Cambodia isn’t a problem for the disabled in my opinion but bathroom access is limited so keep that in mind and it’d be wise to keep any needed medical supplies with you since medical care there is very limited as far as quality and availability. The food was all unprocessed, fresh and healthy so I didn’t have any issues with flare-ups.
The Philippines is amazing as well! I actually live there also – I go back and forth to there from California, USA when I’m able to. The Philippines is pretty developed in the cities and very accessible for the disabled (elevators, ramps, healthcare, pharmacies, bathrooms, etc.). But keep in mind, these are third world countries with a lot of poverty and corruption, so that should always be a factor when traveling with a disability.
What can the travel community do to be more inclusive?
Well, I understand those of us with disabilities are the minority, but I get most insecure when I see people posing in their swimsuits and swimming. When I had my bag, I wasn’t able to swim much for fear of it leaking or falling off (which it did but that’s another story). Also, it was physically and emotionally difficult for me since I had a bag and scars that I was embarrassed about.
Another point is trauma especially for victims of violence. I was robbed and attacked once and it brought back so many painful memories that I couldn’t leave my hotel room the next day. I think if blogs or travel businesses could possibly provide information or rankings for countries that are the most accessible for disabilities, that’d be awesome! But for now, that’s why we have bloggers like myself that can share our first-hand experiences with others and hopefully bring more awareness.
Do you feel well represented in travel media?

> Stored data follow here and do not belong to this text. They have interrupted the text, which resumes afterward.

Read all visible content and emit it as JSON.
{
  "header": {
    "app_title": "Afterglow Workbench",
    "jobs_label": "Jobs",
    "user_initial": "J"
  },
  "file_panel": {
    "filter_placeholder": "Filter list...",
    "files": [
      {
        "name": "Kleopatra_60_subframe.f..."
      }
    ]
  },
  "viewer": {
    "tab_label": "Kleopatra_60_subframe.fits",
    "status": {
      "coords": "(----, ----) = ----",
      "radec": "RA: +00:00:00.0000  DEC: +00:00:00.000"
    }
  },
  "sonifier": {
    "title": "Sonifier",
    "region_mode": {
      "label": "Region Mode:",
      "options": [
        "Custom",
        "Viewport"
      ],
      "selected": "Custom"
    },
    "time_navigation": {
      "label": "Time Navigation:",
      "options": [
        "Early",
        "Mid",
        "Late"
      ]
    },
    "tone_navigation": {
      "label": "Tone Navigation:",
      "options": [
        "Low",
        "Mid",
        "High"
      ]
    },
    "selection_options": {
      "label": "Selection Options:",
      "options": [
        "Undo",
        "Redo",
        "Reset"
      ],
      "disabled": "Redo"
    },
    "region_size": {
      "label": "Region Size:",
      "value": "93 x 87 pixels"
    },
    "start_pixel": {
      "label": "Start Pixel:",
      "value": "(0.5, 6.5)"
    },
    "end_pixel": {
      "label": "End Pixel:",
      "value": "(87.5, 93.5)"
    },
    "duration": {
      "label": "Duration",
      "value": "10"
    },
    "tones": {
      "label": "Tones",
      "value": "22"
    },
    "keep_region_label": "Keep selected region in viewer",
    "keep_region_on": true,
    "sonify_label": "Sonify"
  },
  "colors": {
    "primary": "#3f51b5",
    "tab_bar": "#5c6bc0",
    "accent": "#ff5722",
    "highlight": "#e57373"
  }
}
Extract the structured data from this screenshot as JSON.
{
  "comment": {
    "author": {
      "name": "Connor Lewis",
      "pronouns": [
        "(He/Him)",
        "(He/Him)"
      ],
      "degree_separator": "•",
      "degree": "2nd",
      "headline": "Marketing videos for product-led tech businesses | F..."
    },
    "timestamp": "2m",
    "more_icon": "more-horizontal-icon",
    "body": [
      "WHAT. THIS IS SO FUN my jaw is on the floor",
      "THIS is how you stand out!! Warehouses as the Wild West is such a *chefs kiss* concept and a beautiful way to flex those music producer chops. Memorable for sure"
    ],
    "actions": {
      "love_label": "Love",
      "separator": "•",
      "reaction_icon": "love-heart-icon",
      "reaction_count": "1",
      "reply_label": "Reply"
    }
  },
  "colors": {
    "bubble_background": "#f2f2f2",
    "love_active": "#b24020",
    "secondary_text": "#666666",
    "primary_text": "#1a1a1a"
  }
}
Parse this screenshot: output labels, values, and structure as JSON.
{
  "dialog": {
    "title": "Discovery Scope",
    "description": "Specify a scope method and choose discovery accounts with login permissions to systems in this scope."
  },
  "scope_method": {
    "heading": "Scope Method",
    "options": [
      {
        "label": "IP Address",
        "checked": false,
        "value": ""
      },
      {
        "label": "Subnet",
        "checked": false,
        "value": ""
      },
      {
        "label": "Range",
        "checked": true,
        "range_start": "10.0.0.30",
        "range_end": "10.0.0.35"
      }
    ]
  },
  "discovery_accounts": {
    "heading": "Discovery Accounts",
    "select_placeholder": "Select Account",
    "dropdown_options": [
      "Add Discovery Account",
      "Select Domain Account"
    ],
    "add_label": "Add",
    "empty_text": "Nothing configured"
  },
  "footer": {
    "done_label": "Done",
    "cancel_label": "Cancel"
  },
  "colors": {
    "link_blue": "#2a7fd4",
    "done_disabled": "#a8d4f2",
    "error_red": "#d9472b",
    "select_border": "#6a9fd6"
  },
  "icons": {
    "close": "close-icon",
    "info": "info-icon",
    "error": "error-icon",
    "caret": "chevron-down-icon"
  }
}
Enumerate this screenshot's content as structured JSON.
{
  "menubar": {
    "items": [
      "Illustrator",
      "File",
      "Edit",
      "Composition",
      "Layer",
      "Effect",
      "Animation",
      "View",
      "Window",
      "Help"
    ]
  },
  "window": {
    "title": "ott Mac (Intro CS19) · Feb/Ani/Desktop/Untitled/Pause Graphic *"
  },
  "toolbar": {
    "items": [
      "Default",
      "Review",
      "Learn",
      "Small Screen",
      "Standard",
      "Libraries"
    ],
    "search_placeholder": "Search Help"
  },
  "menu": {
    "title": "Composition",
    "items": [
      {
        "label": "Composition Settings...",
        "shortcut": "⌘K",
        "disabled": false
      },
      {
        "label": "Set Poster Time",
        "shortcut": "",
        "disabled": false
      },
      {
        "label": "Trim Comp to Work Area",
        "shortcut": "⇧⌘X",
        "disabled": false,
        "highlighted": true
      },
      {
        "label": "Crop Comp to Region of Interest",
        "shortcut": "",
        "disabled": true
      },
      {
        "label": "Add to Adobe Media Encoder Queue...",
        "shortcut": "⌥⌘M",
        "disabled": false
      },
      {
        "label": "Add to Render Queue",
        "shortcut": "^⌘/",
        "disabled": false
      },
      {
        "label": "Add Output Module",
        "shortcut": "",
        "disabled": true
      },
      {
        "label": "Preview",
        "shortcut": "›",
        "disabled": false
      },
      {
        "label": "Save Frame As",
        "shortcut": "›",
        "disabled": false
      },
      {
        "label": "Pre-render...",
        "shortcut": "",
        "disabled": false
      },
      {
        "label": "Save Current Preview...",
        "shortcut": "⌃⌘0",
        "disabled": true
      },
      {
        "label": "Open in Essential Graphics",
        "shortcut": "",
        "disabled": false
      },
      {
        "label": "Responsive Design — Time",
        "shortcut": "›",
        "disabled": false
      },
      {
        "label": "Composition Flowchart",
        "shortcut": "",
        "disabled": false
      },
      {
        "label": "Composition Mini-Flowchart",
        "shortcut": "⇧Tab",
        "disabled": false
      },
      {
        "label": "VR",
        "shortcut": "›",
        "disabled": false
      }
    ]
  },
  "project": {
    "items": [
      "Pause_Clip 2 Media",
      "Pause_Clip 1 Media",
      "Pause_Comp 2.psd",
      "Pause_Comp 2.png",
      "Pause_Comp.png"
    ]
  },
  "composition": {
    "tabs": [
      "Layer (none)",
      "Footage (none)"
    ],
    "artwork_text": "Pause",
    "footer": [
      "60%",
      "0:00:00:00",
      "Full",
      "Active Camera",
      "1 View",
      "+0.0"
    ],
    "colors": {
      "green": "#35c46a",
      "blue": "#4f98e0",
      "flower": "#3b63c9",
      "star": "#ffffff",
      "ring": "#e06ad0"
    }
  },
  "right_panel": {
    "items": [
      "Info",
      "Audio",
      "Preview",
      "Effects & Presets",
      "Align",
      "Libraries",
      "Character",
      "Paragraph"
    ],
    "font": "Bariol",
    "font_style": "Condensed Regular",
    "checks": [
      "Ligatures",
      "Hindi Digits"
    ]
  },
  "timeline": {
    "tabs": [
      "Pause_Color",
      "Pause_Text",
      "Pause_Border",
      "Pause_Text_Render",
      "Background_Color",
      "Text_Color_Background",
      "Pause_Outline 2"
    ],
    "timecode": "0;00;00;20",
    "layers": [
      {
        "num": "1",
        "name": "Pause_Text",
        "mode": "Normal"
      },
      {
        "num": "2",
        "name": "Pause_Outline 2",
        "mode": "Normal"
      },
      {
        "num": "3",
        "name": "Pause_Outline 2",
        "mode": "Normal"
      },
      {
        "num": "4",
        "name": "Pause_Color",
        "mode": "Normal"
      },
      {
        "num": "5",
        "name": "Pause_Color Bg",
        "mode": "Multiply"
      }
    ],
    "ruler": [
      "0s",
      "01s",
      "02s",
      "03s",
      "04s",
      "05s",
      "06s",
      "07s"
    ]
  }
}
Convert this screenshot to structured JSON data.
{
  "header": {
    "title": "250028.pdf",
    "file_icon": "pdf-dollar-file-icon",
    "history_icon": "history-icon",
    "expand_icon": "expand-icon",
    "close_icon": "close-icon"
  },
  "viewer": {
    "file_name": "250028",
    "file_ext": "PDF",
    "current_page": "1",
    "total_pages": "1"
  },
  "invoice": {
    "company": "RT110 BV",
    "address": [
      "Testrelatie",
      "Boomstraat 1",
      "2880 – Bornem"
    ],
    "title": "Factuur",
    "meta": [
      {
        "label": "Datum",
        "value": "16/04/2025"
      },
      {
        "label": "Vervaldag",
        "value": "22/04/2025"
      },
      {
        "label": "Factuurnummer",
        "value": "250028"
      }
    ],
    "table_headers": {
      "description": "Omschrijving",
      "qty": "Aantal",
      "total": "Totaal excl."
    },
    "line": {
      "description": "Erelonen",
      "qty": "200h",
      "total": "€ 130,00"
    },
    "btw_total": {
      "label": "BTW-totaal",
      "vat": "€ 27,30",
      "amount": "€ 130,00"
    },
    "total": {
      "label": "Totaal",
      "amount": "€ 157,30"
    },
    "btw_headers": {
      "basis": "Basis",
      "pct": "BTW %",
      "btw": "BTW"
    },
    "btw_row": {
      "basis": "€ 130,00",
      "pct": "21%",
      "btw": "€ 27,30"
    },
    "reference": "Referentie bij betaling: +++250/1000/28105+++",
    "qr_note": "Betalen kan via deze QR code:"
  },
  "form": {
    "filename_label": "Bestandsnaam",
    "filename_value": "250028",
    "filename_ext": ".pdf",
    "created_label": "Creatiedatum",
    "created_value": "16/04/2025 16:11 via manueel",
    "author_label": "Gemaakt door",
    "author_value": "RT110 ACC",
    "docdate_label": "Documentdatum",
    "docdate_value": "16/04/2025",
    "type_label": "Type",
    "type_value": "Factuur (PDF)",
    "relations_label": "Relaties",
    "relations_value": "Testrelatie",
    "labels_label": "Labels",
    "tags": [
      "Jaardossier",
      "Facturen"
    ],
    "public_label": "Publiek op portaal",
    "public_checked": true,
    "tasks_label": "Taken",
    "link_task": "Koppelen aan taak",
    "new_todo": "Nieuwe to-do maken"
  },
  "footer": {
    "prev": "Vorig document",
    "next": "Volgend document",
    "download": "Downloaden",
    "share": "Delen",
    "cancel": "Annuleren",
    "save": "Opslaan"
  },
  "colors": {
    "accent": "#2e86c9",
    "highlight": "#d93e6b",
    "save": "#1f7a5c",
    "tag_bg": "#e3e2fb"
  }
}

It’s almost non-existent since it’s not talked about very much but disabled travel is a lot more common than people realize. The more exposure there is, the more we can inspire others to travel and my biggest thing is being a positive role model for young, disabled children since they’re always sheltered from getting out there and doing things. My dream is that maybe one day a young girl with disabilities can see my picture and article in a magazine and think “wow, she’s traveled everywhere with her illness all on her own! If she can, so can I!” That would be awesome.
What is important for you when it comes to passing on your passion for travel to others or maybe one day, your children?
If and when I do have children, they’re definitely coming with me to travel and I’ll make sure to teach them everything I can about the world. I believe you can learn so much more through traveling than you can in a classroom. Education is important to me but the experience is the best teacher.
What advice would you give other travelers?
For every new place you are visiting, put your phone down. Take it all in. People watch. Put your camera away and keep all the beautiful scenery in your memory. Skip the binge drinking and sit down somewhere quiet with a cup of tea. Be present in the moment. Dare yourself to hike that mountain, talk to those other backpackers in the hostel, go surfing, rent a motorbike and explore, play a game with the locals… you’d be surprised by how much you learn about yourself. Put some smiles on the children’s faces and do something for them that they’ll never forget.
And always, always remember this quote by Helen Keller, “Life is either a daring adventure or nothing at all.”
Do you have any travel plans coming up?
Right now, I’m focused on recovering after my recent major surgery and hopefully get back into traveling. I’m still working on starting my nonprofit organization in the Philippines and I’ve been wanting to visit South America and West Africa as well. My bucket list is always growing but my top 3 is to climb Mt. Kilimanjaro, volunteer at a sloth sanctuary in Costa Rica and volunteer with disabled youth worldwide.
Thank you very much for sharing your story, Rae!